A) Serial dilutions of wild-type (PC313), ste7Δ (PC4928), pbs2Δ (PC5035) and ste7Δ pbs2Δ (PC6272) cells were spotted on YEPD and YEP-GAL media. B) Morphology of wild-type cells (PC538), the pbs2Δ mutant (PC2053), the ste7Δ mutant (PC4982), and the ste7Δ pbs2Δ double mutant (PC6272) grown YEP-GAL media for 24 hrs. Bar, 5 microns. C) Septin staining of wild-type and pbs2Δ cells harboring the pCdc12p-GFP plasmid. Cells were grown to mid-log phase in YEPD. D) Mat formation in cells lacking the filamentous growth or HOG pathways. Wild-type (PC538), flo11Δ (PC1029), and pbs2Δ (PC2053) strains were grown in YEPD medium for 16 hrs and then spotted onto low agar (0.3%) YEP-GAL medium for 3 d at 30°C. Bar, 1 cm.

Figure 7. MAPK responses in C. albicans during growth in galactose.

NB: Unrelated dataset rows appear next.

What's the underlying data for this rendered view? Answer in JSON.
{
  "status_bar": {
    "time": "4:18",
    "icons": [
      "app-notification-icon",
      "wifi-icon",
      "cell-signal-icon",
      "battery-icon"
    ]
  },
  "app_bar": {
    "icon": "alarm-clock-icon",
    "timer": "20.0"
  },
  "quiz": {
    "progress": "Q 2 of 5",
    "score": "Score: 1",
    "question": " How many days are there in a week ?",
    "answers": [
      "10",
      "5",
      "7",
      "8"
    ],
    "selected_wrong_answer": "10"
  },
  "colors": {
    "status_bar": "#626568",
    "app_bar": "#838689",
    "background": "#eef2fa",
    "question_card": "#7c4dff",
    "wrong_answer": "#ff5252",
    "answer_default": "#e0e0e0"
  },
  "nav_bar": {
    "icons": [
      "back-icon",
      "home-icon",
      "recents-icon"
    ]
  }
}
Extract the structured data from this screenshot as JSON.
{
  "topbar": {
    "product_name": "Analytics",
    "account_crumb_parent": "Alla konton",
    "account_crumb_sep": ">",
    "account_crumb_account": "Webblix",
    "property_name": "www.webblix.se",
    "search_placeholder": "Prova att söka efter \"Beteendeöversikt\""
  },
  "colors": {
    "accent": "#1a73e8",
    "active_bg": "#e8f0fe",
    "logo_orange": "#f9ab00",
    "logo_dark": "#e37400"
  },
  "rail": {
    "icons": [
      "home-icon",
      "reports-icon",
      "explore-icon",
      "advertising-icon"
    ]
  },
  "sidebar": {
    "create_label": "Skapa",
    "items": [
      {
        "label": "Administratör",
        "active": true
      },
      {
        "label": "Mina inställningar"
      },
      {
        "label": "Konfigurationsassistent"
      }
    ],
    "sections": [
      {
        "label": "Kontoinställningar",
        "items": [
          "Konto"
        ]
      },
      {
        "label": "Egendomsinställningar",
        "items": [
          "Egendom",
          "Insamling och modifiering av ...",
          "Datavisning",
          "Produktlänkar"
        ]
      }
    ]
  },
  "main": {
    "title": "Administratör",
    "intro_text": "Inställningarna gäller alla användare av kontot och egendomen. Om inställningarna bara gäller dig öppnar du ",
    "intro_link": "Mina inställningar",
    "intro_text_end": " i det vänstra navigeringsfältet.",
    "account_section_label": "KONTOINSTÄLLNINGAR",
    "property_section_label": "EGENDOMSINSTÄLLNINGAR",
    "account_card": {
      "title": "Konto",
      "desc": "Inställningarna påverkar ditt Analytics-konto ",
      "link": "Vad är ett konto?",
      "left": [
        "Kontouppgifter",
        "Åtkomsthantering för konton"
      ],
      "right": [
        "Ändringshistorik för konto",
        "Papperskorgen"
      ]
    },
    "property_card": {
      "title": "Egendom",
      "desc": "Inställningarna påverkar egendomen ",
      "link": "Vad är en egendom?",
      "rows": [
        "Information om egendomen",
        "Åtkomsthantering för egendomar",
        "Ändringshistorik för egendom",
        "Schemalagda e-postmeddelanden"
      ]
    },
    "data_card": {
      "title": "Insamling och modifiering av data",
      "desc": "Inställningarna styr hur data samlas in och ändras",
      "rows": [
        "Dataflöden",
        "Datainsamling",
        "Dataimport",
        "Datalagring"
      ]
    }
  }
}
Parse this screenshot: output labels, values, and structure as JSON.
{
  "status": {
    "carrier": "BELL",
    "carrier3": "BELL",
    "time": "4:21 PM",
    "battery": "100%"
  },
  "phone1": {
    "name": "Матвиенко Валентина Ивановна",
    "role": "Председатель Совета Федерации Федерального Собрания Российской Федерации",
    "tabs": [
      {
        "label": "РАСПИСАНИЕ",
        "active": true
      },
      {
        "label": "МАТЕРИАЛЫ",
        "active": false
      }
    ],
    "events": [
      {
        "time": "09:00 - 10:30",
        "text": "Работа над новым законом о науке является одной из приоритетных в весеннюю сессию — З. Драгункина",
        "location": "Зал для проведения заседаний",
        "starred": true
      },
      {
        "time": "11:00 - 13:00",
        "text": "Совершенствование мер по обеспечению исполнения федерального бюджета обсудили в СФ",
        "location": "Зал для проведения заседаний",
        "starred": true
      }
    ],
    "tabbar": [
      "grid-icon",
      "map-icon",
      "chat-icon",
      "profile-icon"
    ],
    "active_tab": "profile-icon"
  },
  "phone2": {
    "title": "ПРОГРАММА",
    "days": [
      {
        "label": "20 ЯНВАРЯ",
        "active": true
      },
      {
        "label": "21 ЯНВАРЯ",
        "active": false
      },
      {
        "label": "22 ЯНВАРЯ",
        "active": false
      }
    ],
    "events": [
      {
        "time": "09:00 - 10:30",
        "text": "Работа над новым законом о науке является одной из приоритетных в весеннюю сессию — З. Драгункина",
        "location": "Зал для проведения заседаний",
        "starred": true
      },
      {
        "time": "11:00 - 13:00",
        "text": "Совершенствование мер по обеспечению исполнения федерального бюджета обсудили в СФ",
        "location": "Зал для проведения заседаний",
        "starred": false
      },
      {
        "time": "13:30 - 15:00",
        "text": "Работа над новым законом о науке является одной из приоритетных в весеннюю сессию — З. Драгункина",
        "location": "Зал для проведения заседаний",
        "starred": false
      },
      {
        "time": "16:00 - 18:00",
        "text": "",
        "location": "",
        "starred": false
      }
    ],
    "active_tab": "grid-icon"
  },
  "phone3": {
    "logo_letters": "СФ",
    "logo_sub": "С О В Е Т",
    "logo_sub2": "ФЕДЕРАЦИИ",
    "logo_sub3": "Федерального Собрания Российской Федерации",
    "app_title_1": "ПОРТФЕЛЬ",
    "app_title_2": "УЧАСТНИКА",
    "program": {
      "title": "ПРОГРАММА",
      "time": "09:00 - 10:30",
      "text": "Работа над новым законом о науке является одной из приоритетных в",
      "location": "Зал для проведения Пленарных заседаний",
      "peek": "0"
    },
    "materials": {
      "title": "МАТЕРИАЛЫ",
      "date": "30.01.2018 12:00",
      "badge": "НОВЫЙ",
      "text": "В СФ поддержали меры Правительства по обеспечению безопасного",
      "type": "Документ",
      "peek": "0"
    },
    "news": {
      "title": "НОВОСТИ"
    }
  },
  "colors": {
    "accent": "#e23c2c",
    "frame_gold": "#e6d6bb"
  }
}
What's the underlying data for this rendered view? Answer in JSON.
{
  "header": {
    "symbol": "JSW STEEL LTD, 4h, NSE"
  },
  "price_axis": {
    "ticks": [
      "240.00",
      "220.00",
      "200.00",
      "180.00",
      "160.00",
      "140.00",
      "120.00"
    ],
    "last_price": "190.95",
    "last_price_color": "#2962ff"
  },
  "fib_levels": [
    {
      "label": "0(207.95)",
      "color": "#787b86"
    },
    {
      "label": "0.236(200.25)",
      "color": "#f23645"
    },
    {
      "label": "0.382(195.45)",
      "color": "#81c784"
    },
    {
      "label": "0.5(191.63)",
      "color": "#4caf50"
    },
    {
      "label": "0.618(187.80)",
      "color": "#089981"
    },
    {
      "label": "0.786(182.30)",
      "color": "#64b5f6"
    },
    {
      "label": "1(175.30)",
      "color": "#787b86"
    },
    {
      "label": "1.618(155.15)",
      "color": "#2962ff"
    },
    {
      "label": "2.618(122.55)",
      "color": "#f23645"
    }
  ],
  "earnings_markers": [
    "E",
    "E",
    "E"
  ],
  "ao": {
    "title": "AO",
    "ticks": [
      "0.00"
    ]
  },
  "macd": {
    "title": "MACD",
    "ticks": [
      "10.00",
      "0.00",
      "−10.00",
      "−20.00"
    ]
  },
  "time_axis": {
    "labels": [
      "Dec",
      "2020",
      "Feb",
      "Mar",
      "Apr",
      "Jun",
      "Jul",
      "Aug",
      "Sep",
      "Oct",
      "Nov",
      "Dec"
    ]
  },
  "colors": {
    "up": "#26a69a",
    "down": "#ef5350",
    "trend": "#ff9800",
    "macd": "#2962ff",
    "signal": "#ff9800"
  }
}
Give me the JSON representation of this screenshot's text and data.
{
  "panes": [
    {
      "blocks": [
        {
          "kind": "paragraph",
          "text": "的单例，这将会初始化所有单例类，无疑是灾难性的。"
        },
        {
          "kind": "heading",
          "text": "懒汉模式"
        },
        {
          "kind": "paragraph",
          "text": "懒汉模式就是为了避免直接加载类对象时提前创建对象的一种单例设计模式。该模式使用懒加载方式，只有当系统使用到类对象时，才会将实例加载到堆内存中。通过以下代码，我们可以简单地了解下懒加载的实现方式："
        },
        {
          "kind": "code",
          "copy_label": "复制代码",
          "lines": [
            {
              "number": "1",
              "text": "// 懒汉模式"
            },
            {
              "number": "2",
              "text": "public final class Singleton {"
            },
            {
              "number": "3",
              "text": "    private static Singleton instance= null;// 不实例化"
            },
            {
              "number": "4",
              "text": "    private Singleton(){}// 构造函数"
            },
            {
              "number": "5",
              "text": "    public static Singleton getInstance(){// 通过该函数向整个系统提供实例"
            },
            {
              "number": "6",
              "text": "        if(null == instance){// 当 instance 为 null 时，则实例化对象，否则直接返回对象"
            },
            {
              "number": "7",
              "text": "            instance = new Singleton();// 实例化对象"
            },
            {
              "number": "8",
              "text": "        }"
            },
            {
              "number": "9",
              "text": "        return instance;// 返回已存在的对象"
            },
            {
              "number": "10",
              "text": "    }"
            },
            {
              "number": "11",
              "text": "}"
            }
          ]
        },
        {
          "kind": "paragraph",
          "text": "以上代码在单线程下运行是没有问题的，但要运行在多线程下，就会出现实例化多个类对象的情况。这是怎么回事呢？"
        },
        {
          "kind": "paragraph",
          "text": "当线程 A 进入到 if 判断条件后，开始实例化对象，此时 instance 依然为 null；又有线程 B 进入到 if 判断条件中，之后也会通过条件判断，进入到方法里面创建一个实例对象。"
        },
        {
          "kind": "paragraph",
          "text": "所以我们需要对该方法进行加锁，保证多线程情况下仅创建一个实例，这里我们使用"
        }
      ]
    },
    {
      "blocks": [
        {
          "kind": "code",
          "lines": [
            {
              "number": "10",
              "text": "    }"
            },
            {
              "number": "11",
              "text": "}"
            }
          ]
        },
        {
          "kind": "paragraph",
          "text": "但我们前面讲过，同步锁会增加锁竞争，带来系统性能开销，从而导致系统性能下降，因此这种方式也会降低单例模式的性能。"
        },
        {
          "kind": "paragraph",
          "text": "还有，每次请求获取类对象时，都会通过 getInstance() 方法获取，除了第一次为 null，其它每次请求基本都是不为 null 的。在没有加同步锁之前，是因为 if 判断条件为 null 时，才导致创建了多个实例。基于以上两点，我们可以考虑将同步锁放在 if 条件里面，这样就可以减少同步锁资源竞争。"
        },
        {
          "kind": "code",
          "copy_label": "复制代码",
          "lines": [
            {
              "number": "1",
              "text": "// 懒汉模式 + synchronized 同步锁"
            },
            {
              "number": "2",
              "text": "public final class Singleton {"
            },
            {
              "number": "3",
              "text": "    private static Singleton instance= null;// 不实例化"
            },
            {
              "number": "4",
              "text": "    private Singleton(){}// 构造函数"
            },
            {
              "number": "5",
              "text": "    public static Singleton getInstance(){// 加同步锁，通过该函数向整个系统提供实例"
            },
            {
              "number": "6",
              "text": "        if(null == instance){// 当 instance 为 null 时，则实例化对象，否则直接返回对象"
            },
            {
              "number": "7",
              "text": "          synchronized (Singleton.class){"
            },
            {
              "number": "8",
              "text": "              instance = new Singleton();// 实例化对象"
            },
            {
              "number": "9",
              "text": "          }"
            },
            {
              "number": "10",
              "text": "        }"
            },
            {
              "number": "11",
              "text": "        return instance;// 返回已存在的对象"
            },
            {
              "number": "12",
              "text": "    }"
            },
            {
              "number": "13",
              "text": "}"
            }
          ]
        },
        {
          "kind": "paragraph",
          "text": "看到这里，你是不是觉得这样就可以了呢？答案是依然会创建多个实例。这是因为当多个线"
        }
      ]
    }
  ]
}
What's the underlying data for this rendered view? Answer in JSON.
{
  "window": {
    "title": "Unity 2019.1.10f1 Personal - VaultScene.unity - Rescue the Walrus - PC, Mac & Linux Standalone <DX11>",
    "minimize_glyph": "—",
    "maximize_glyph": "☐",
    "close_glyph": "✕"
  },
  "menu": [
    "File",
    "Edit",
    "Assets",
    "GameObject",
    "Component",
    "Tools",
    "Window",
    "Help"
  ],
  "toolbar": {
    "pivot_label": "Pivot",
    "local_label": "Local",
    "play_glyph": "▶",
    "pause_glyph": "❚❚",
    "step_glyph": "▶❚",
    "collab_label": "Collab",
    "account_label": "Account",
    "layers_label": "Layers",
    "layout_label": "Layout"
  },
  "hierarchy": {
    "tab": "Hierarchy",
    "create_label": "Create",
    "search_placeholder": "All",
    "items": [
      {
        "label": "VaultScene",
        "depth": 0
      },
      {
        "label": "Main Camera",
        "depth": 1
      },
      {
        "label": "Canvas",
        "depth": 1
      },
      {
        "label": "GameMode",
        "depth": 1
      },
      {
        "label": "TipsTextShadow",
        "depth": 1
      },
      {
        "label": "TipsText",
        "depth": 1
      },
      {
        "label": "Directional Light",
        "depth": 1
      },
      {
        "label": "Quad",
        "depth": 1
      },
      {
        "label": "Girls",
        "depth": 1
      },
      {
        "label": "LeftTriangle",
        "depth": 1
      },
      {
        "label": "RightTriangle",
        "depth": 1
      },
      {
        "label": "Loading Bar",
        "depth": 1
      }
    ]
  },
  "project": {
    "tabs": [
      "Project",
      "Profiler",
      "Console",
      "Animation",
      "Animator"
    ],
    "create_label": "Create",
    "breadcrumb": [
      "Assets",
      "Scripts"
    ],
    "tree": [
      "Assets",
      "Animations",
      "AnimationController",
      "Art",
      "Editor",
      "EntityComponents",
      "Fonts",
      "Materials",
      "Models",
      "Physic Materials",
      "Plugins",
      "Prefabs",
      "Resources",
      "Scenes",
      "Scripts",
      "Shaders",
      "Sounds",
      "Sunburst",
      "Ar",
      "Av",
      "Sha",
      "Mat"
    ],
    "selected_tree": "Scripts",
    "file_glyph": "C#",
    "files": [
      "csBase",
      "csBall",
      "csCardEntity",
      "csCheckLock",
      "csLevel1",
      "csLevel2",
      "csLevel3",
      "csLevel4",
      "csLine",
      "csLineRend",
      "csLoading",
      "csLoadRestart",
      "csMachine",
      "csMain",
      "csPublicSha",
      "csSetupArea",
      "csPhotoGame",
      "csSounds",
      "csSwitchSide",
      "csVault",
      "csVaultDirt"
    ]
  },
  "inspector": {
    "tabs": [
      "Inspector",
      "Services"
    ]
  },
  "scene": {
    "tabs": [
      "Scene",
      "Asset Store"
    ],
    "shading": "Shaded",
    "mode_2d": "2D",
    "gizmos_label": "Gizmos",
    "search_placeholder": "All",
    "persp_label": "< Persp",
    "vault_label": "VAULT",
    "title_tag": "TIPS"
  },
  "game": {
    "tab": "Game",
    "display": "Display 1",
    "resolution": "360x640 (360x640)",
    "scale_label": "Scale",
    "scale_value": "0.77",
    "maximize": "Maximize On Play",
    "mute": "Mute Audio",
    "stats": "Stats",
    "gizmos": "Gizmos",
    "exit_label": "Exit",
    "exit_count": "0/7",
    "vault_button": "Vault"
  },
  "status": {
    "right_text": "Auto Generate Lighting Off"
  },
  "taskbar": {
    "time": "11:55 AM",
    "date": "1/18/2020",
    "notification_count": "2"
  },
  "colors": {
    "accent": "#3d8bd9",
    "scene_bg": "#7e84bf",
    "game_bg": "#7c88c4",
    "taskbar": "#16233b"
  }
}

A) Immunoblot analysis of P∼CaHog1p. Wild-type (PC6111) cells were grown in YEPD and YEP-GAL medium (5.5 hrs) and treated with TUN (tunicamycin) (2.5 µg for 3 hrs), MYR (myriocin) (2.5 µg for 3 hrs) and 0.5M NaCl (10 min). B) Phosphorylation of CaHog1p requires the CaIre1p. Wild-type (PC6116), ire1Δ/ire1Δ (PC6144), and ire1Δ/pIRE1 (PC6145) cells were grown in YEPD and YEP-GAL medium (5.5 hrs). C) P∼Cek1p levels in the hog1Δ/hog1Δ mutant at 30°C and 37°C. Wild-type (PC6111) and hog1Δ/hog1Δ (PC5008) cells were grown in YEPD and YEP-GAL medium (5.5 hrs). D) Plate-washing assay of wild-type cells (PC6111) and the hog1Δ/hog1Δ mutant (PC5008) on YEP-GAL medium at 37°C for 48 hrs. The plate was photographed, washed, and photographed again to reveal invaded cells. E) P∼CaHog1p and P∼Cek1p levels in the cek1Δ/cek1Δ mutant at 30°C and 37°C. Wild-type (PC6111) and cek1Δ/cek1Δ (PC6114) cells were grown in YEPD and YEP-GAL medium (5.5 hrs). F) Model showing the roles of the HOG and filamentous growth pathways in the response to growth in galactose. Galactose is transported into cells and metabolized by genes under the control of Snf1p. As a result, metabolic respiration is increased, which by some mechanism (?) induces the UPR. Ire1p mediates activation of the HOG and filamentous growth pathways (Adhikari et al. SUBMITTED). The HOG and filamentous growth pathways induce different target genes to redundantly promote growth under this condition. The antagonistic roles of these pathways on each other's activities optimize the response.